Analyzing with Python
You can run Python scripts that retrieve data from and write data to a Db2® database.
Such scripts can be powerful tools to help you analyze your data. For example, you can use them to generate statistical models based on data in your database, and to plot the results of these models. Scripts can be run directly from within a Python execution environment, or from within a Jupyter notebook.
In-database analytics using Python
To process data, most native Python functions require that the data first is extracted from a database to working memory. Such a function is called an in-application function. A different type of function, called an in-database function, operates directly on data in a database, without requiring the data to be extracted. Consequently, you can use an in-database function to analyze large amounts of data that would be impractical or impossible to extract.
In-database functions can use performance-enhancing features of the underlying database management system, such as columnar technology. Using in-database functions also avoids security issues that are associated with extracting data and ensures that the data that is being analyzed is as current as possible. Some in-database functions additionally use lazy loading to load only those parts of the data that are actually required, to further increase efficiency.
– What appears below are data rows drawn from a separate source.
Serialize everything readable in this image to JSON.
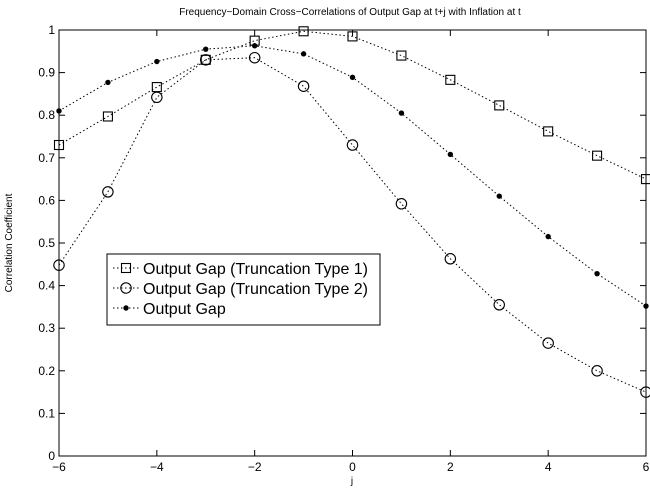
{
  "chart_data": {
    "type": "line",
    "title": "Frequency−Domain Cross−Correlations of Output Gap at t+j with Inflation at t",
    "xlabel": "j",
    "ylabel": "Correlation Coefficient",
    "xlim": [
      -6,
      6
    ],
    "ylim": [
      0,
      1
    ],
    "x": [
      -6,
      -5,
      -4,
      -3,
      -2,
      -1,
      0,
      1,
      2,
      3,
      4,
      5,
      6
    ],
    "xticks": [
      -6,
      -4,
      -2,
      0,
      2,
      4,
      6
    ],
    "xtick_labels": [
      "−6",
      "−4",
      "−2",
      "0",
      "2",
      "4",
      "6"
    ],
    "yticks": [
      0,
      0.1,
      0.2,
      0.3,
      0.4,
      0.5,
      0.6,
      0.7,
      0.8,
      0.9,
      1
    ],
    "ytick_labels": [
      "0",
      "0.1",
      "0.2",
      "0.3",
      "0.4",
      "0.5",
      "0.6",
      "0.7",
      "0.8",
      "0.9",
      "1"
    ],
    "grid": false,
    "legend_position": "middle-left",
    "series": [
      {
        "name": "Output Gap (Truncation Type 1)",
        "marker": "square",
        "values": [
          0.73,
          0.797,
          0.866,
          0.93,
          0.975,
          0.997,
          0.985,
          0.94,
          0.883,
          0.823,
          0.762,
          0.705,
          0.65
        ]
      },
      {
        "name": "Output Gap (Truncation Type 2)",
        "marker": "circle",
        "values": [
          0.448,
          0.62,
          0.842,
          0.93,
          0.935,
          0.868,
          0.73,
          0.592,
          0.463,
          0.355,
          0.265,
          0.2,
          0.15
        ]
      },
      {
        "name": "Output Gap",
        "marker": "dot",
        "values": [
          0.81,
          0.877,
          0.926,
          0.955,
          0.963,
          0.944,
          0.889,
          0.805,
          0.708,
          0.61,
          0.515,
          0.428,
          0.352
        ]
      }
    ]
  }
}
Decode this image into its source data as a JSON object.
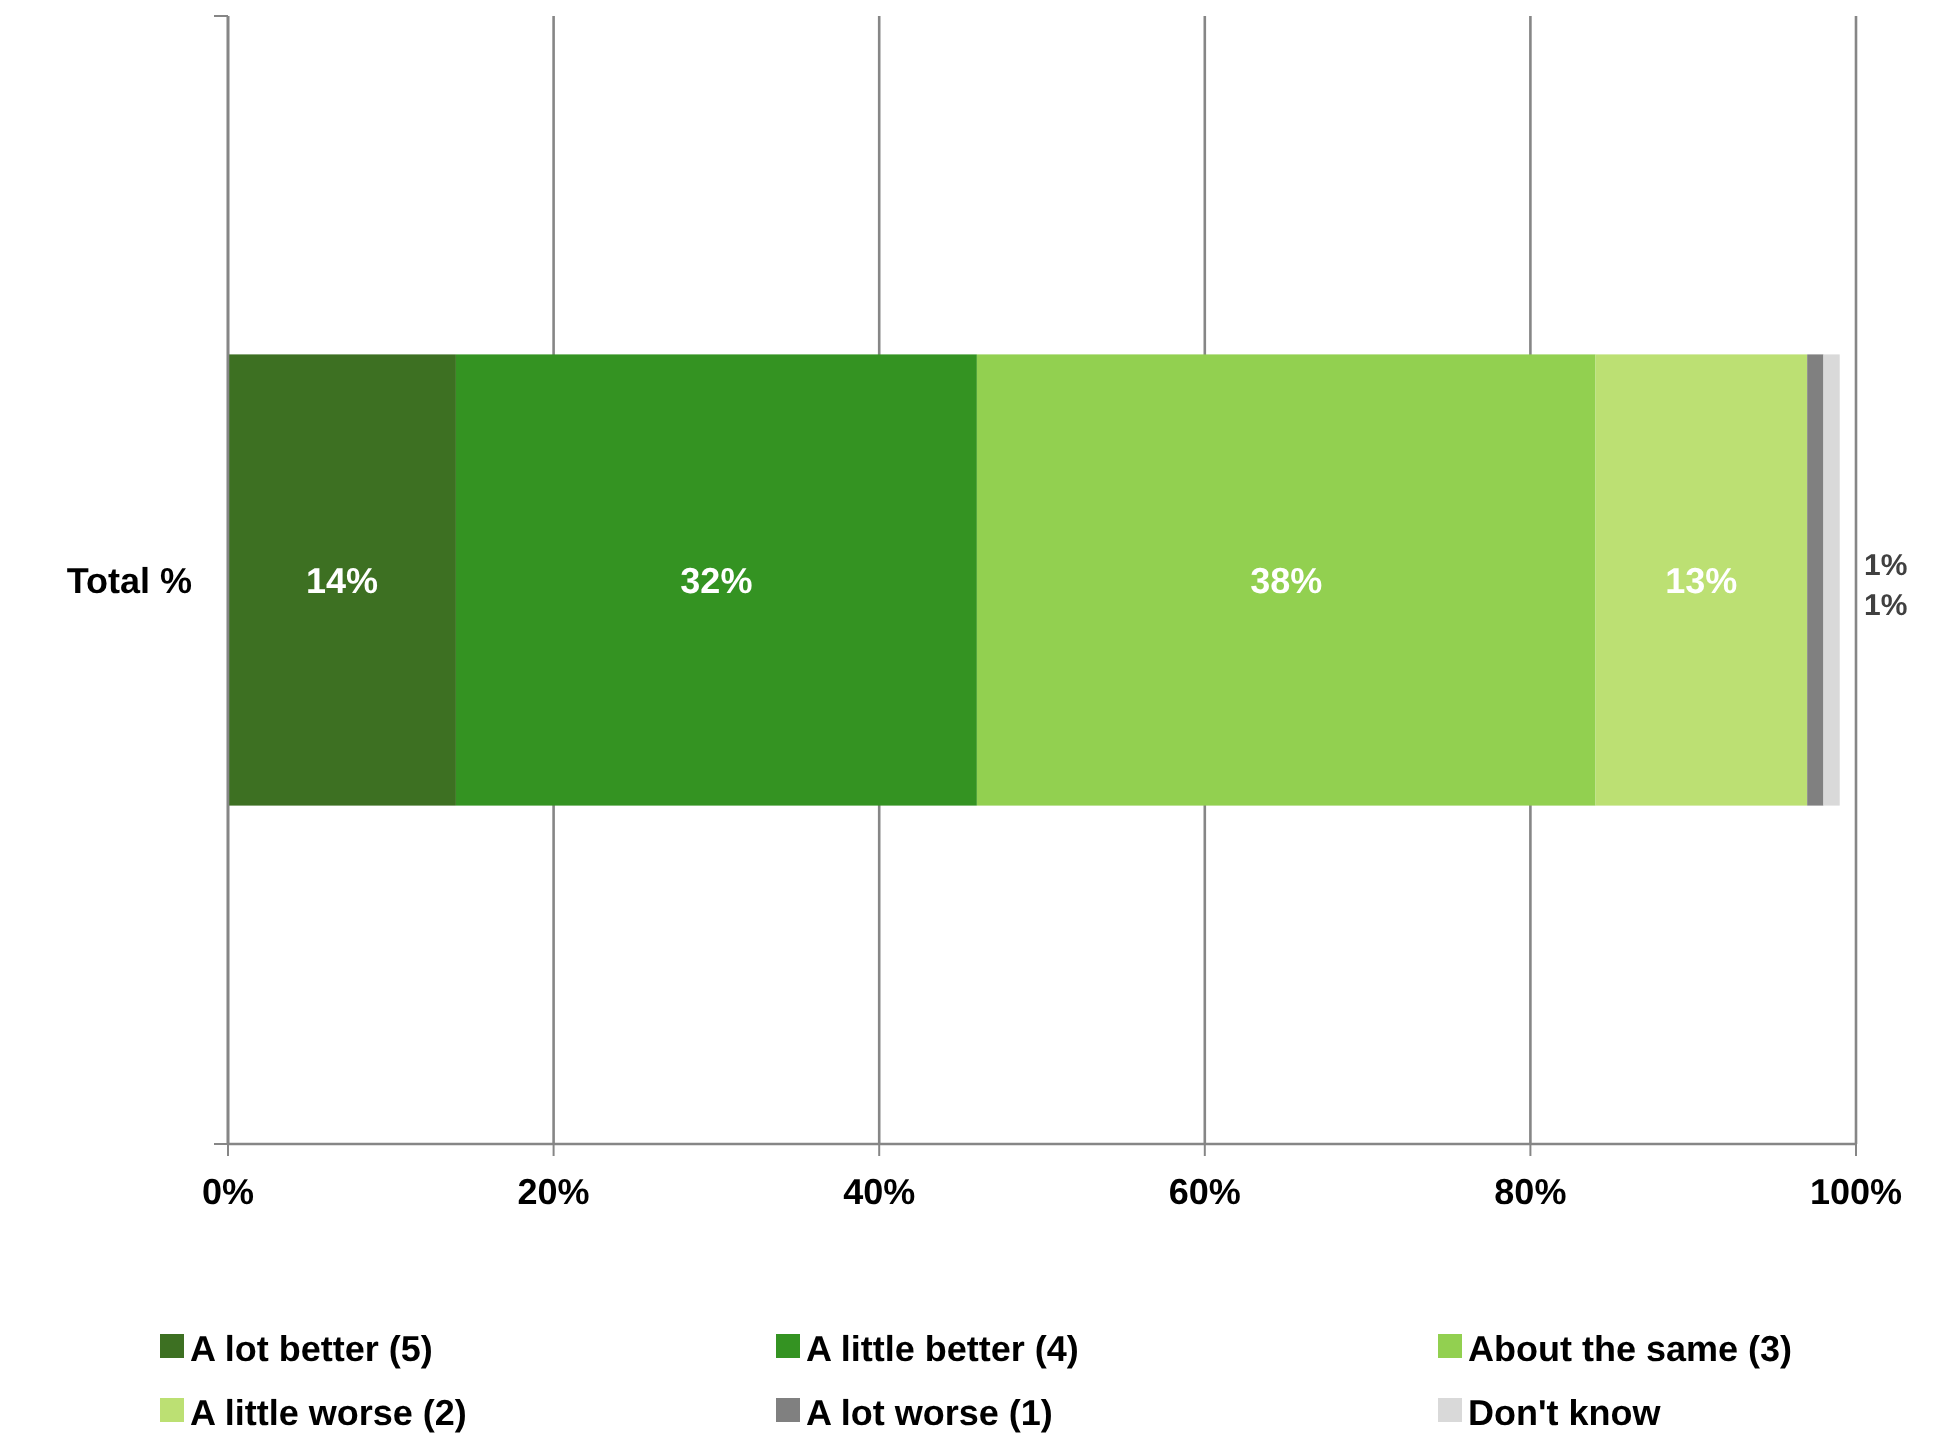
{
  "chart_data": {
    "type": "bar",
    "orientation": "horizontal",
    "stacked": true,
    "categories": [
      "Total %"
    ],
    "series": [
      {
        "name": "A lot better (5)",
        "color": "#3d7022",
        "values": [
          14
        ],
        "value_labels": [
          "14%"
        ]
      },
      {
        "name": "A little better (4)",
        "color": "#349322",
        "values": [
          32
        ],
        "value_labels": [
          "32%"
        ]
      },
      {
        "name": "About the same (3)",
        "color": "#92d050",
        "values": [
          38
        ],
        "value_labels": [
          "38%"
        ]
      },
      {
        "name": "A little worse (2)",
        "color": "#bce073",
        "values": [
          13
        ],
        "value_labels": [
          "13%"
        ]
      },
      {
        "name": "A lot worse (1)",
        "color": "#808080",
        "values": [
          1
        ],
        "value_labels": [
          "1%"
        ]
      },
      {
        "name": "Don't know",
        "color": "#d9d9d9",
        "values": [
          1
        ],
        "value_labels": [
          "1%"
        ]
      }
    ],
    "xlim": [
      0,
      100
    ],
    "xticks": [
      {
        "value": 0,
        "label": "0%"
      },
      {
        "value": 20,
        "label": "20%"
      },
      {
        "value": 40,
        "label": "40%"
      },
      {
        "value": 60,
        "label": "60%"
      },
      {
        "value": 80,
        "label": "80%"
      },
      {
        "value": 100,
        "label": "100%"
      }
    ],
    "grid": "x",
    "legend": "bottom"
  }
}
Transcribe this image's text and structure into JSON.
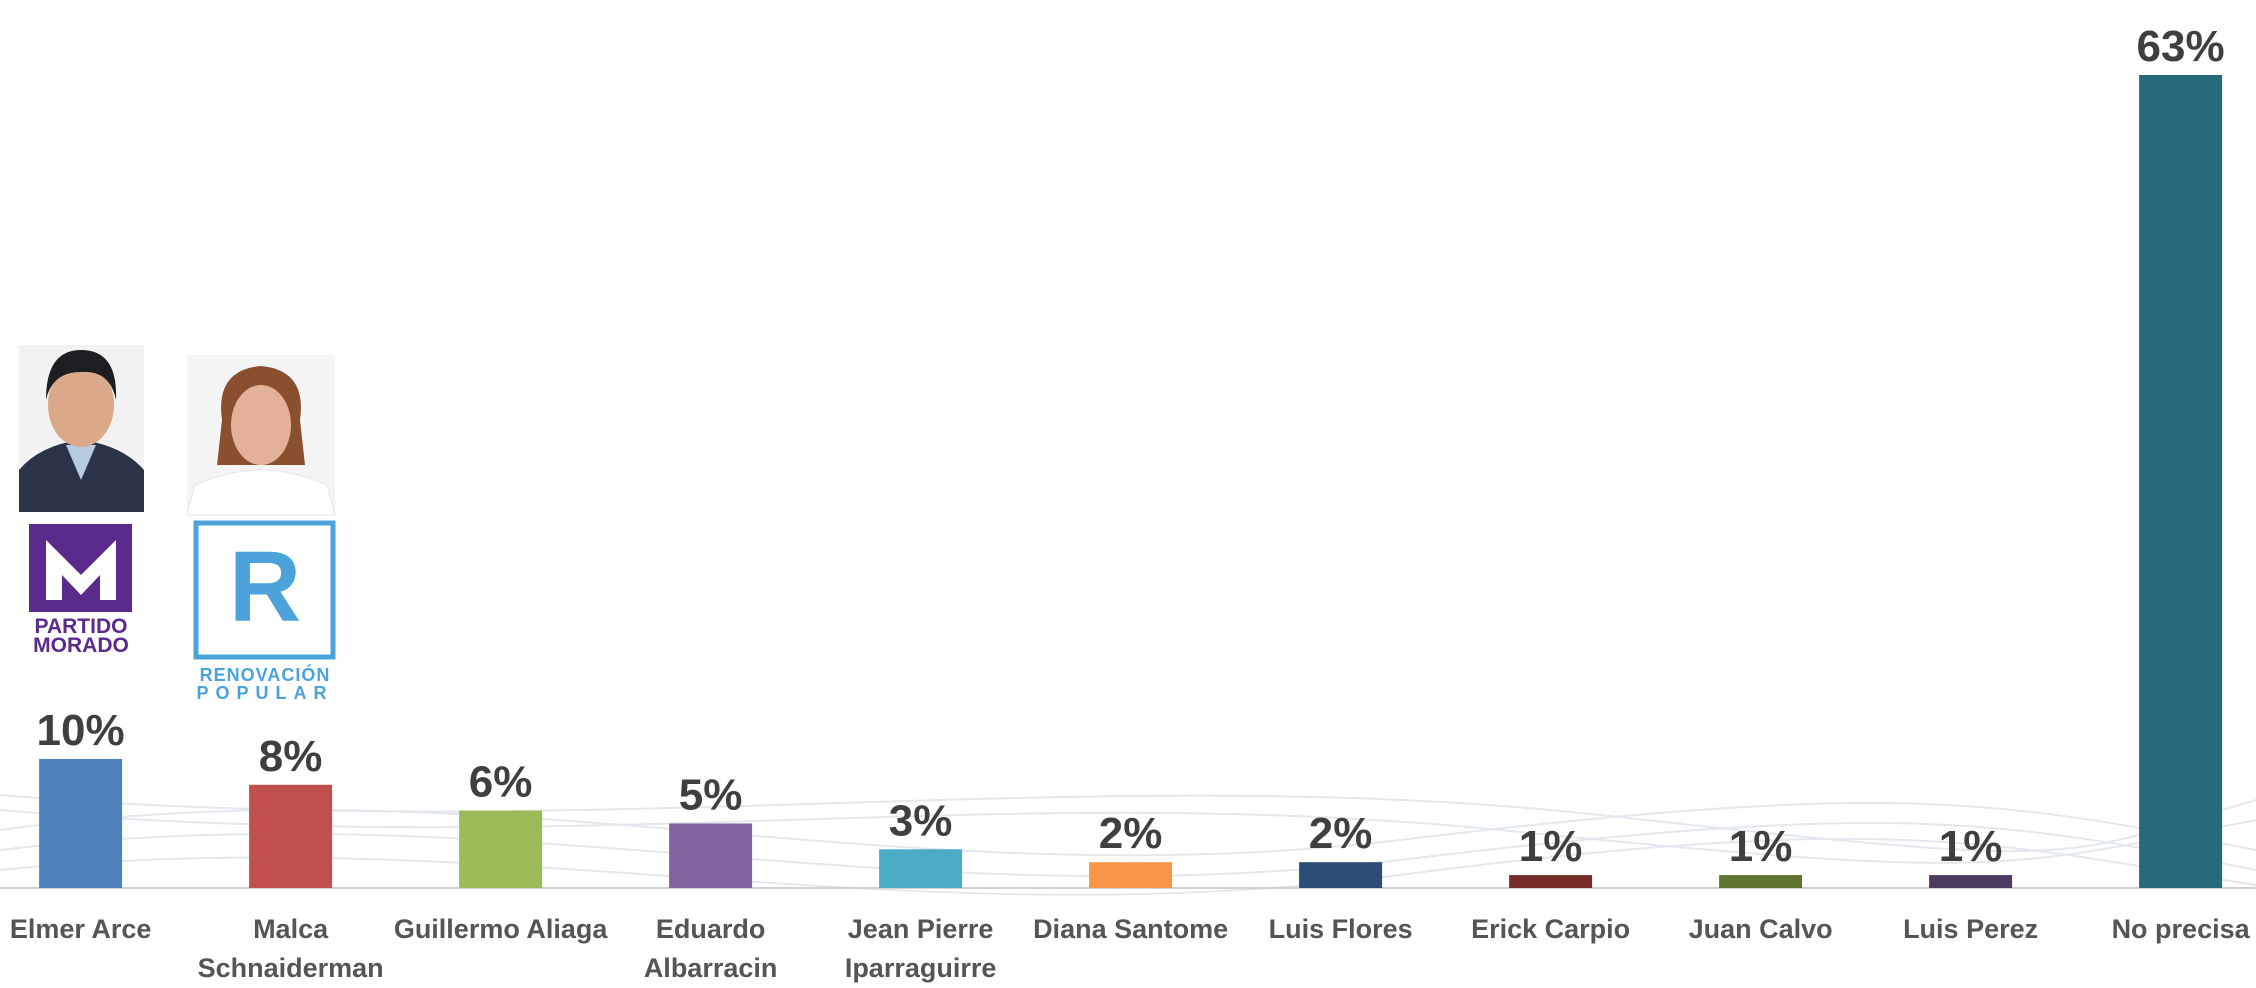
{
  "chart_data": {
    "type": "bar",
    "categories": [
      "Elmer Arce",
      "Malca Schnaiderman",
      "Guillermo Aliaga",
      "Eduardo Albarracin",
      "Jean Pierre Iparraguirre",
      "Diana Santome",
      "Luis Flores",
      "Erick Carpio",
      "Juan Calvo",
      "Luis Perez",
      "No precisa"
    ],
    "values": [
      10,
      8,
      6,
      5,
      3,
      2,
      2,
      1,
      1,
      1,
      63
    ],
    "value_labels": [
      "10%",
      "8%",
      "6%",
      "5%",
      "3%",
      "2%",
      "2%",
      "1%",
      "1%",
      "1%",
      "63%"
    ],
    "colors": [
      "#4f81bd",
      "#c0504d",
      "#9bbb59",
      "#8064a2",
      "#4bacc6",
      "#f79646",
      "#2c4d75",
      "#772c2a",
      "#5f7530",
      "#4d3b62",
      "#276a7c"
    ],
    "annotations": [
      "PARTIDO",
      "MORADO",
      "R",
      "RENOVACIÓN",
      "POPULAR"
    ]
  }
}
Both in-application and in-database functions are equally easy to use. An in-application function operates on a construct called a data frame, which is a container that holds, in memory, a copy of the data to be processed. An in-database function operates on a similar construct called an IDA data frame. An IDA data frame does not hold any data directly. Instead, it holds a reference to a table or view in the database or to a selection of rows and columns within that table or view. When a function or method is applied to an IDA data frame, it is usually not run in the application, but is translated into an SQL query. The query is then run against the database, and the result is translated into a Python object.